Designers push back on AI: most say it dulls creativity
Designers are the most sceptical group in a new UK survey of 500 creative professionals. Four in five say AI undermines originality, compared with roughly two-thirds of writers and journalists.
Across the broader creative field, nearly eight in ten feel AI-generated work often comes out homogenised and struggles to connect with real audiences. The message is clear: speed isn't the same as soul.
Key findings at a glance
- 81% of designers believe AI dulls creativity (vs 63% of writers/journalists).
- 78% across creative industries say AI output often feels homogenised and less resonant than human work.
- 94% of all respondents use AI somewhere in their process - but only 52% of designers do.
- Gen Z: about two-thirds use AI tools, yet only 1 in 10 say machine-made work has genuine creative value.
- 70% of creatives are concerned about job losses.
"Only humans can be creative beyond what is known"
The research team urges studios and agencies to position AI as a tool - not a stand-in for the creative act. As the lab's director put it: "True creativity needs nourishment, not substitution."
Large language models can generate ideas fast, remix references, and surface options. What they can't do is experience imagination, inspiration, or intention - the things that give work meaning and resonance. "Only humans can be creative beyond what is known."
Designers are using AI less - on purpose
While most creatives are experimenting with AI, designers stand out for holding the line. Just over half use AI in their process, compared to 94% overall.
That restraint tracks with the job. Design depends on constraints, taste, and context. When the work starts to feel samey, it stops solving real problems and starts pleasing algorithms.
The skill risk nobody wants
The lab also flags a cognitive cost. Overreliance on LLMs could weaken the neural connections that support memory, problem-solving, and grit - leaving even experienced pros less able to generate original ideas or think clearly under pressure.
That's not fearmongering. It's a reminder to keep your creative muscles active: sketch, think, and iterate before you prompt.
LLMs can mimic a novice - they're not experts
On design specifically, a co-investigator noted that LLMs can sometimes reach the level of a novice designer, but they remain far behind experts. "And we don't expect this to change as we move towards AGI."
The leap that matters - making unexpected connections and analogies - is still deeply human.
Where AI is helping right now
Adoption varies by discipline.
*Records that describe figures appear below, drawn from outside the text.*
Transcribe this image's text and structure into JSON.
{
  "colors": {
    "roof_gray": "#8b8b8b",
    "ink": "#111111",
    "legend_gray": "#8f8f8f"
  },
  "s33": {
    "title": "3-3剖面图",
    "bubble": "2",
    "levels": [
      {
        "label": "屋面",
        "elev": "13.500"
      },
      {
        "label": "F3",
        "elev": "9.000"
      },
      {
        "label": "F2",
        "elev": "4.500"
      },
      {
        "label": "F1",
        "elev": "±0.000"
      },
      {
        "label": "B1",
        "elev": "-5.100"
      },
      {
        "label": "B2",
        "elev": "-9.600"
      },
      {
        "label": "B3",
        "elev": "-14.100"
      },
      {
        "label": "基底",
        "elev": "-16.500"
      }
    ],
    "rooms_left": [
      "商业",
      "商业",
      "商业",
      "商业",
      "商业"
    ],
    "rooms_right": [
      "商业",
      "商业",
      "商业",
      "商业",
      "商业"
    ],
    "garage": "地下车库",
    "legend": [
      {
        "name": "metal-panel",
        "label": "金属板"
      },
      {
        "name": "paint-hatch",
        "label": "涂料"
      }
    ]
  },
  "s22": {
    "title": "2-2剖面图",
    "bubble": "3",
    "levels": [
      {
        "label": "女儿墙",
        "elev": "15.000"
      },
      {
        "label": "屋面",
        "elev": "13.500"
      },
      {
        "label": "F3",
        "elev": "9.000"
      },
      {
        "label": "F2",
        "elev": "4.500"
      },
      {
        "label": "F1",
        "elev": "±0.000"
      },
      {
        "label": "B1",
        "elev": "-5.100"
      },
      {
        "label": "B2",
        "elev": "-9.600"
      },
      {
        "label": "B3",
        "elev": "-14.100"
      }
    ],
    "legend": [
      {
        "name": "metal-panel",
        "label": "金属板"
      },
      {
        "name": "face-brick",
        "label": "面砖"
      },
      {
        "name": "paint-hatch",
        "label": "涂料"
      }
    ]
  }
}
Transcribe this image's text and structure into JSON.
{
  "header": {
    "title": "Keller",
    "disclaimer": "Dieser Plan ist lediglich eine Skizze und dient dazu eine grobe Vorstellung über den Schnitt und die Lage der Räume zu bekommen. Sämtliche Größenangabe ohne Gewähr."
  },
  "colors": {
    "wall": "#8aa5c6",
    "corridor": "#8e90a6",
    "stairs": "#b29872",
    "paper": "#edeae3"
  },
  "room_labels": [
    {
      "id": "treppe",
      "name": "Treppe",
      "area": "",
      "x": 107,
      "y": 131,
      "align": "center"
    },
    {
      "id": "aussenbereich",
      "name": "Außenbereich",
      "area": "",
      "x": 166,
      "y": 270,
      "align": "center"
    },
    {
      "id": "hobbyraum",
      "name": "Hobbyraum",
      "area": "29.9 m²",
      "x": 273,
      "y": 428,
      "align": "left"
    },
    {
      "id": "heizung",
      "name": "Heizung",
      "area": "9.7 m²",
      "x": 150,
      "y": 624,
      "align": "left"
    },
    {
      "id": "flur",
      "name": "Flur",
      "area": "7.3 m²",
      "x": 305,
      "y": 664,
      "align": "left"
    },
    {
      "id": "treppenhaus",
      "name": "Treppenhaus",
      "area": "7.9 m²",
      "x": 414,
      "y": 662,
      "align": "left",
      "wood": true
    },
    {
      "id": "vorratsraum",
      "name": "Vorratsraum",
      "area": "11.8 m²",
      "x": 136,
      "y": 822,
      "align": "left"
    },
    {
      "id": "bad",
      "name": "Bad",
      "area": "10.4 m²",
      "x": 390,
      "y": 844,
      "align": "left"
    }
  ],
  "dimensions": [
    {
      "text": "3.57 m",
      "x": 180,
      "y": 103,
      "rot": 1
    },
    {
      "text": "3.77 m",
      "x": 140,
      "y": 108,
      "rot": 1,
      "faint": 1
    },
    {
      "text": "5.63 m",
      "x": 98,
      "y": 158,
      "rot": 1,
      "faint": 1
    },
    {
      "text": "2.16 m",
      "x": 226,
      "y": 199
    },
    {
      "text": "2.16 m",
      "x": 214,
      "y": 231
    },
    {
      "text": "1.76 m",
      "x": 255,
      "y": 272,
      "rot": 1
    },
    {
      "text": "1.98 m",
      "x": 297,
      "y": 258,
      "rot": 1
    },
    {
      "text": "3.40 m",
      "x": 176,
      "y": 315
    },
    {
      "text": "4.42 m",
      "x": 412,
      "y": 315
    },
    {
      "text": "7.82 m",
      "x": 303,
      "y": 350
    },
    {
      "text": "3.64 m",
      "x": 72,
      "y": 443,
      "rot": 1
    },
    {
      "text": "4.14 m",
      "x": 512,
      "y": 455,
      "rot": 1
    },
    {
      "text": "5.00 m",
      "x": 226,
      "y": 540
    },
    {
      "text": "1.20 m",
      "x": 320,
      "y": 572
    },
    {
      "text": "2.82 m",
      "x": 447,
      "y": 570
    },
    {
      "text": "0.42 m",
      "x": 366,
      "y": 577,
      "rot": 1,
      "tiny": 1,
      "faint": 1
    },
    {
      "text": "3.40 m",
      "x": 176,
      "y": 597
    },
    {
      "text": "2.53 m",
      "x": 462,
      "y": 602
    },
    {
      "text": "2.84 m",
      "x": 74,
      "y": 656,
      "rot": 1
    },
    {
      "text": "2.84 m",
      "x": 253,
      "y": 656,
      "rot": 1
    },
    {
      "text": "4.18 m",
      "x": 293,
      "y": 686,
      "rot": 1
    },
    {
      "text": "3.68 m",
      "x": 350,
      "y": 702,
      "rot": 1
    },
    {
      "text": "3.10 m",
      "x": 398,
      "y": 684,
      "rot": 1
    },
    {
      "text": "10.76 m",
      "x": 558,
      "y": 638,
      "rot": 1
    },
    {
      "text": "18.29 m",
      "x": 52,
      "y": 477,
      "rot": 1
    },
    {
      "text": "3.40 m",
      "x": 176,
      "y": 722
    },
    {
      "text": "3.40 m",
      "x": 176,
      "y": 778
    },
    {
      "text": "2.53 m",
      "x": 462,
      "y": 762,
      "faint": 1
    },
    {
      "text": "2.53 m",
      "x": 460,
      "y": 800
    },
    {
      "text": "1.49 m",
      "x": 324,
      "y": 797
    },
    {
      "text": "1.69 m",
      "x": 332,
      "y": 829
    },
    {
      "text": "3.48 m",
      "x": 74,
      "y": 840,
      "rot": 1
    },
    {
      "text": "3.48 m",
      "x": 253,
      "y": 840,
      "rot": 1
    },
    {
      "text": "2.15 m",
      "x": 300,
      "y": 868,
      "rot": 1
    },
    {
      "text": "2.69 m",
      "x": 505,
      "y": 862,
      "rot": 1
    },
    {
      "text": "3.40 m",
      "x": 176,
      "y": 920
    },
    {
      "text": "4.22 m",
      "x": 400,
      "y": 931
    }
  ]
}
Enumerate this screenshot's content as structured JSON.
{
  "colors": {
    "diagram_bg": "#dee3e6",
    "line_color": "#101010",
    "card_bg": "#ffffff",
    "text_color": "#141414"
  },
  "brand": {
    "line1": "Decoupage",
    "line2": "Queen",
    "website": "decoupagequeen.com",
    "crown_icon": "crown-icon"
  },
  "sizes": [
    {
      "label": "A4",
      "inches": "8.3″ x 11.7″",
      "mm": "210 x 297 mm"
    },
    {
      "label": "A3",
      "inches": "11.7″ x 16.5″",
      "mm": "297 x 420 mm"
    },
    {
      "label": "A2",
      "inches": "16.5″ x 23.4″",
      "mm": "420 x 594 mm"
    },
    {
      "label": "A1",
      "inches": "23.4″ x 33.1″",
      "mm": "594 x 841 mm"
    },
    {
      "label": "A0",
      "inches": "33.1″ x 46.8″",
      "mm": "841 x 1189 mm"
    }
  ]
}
In architecture, an industry survey found 41% of UK architects use AI on at least the occasional project, and 43% of those report efficiency gains. That's useful - as long as efficiency isn't mistaken for originality.
If you want to explore neutral sources on these sectors, see the University of Exeter and RIBA.
Practical playbook for creatives
- Use AI for grunt work: research sweeps, transcription, summaries, first-pass variations.
- Keep the core human: briefs, concept development, taste decisions, final narrative.
- Protect deep work: no-AI sprints for ideation; bring tools in after you've sketched real options.
- Audit sameness: if outputs start to look alike, reset your inputs or step away from the model.
- Document your IP: style guides, references, and decision trees that reflect your taste - not the model's.
- Measure impact: track time saved vs. quality and client response, not just volume.
If you're upskilling
Want structure without losing your voice? Explore curated resources built for working creatives:
Bottom line
AI can accelerate parts of the process, but originality still comes from you. Keep the tool in its lane, protect your craft, and ship work that actually connects with people.